Accuracy with no of member k-fold validation

Fig. 8
figure 8

Confusion matrix

Fig. 9
figure 9

Mis-classified samples

Table 2 Classification report

Actual verses predicted testing samples of confusion matrix is shown Fig. 9. The Table 2 shows the classification report of the stack ensemble meta learning classifier and Figure 9 shows some misclassified samples. The samples that are not predicted correctly are either not clear or having vague writing nature as it is clear from the image above. The proposed pipeline fails to predict such handwritten samples accurately.

6 Conclusion

The paper focuses on the Marathi handwritten numeral recognition using stacked ensembles. The pipeline proposed achieved an average accuracy of 97.91%. The stacked ensemble learning approach augments the accuracy of the average ensemble model. However, in some cases, the pipeline does not work as desired. This is because of the complex writing curves, the lower resolution of the scanned images, and some unusual patterns involved in writing. However, pipelines works as expected in most of the different writing styles and patterns.

Optical character recognition with Devanagari scripts faces huge impediments because of the identification of letters and numbers. The proposed approach would contribute a lot for OCR with Devanagari scripts. Additionally, various applications like evaluation of Marathi answer sheets, Marathi sentiment analysis etc could benefit a lot from our approach.
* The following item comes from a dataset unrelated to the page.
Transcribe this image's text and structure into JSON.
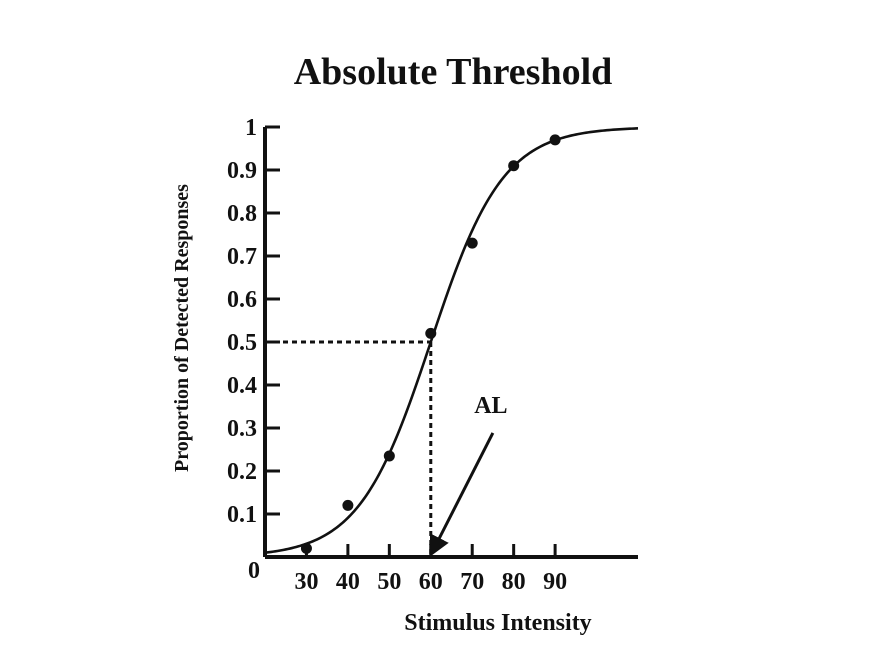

In the upcoming future, the same pipeline could be extended to Marathi alphabets. Additionally, the accuracy could be augmented by increasing more of number of individual classifiers or epochs. Furthermore, dilated customized CNN could be used to decrease computational cost as well as to increase accuracy. The pipeline should be designed in a way to accommodate the curves that our pipeline failed to identify.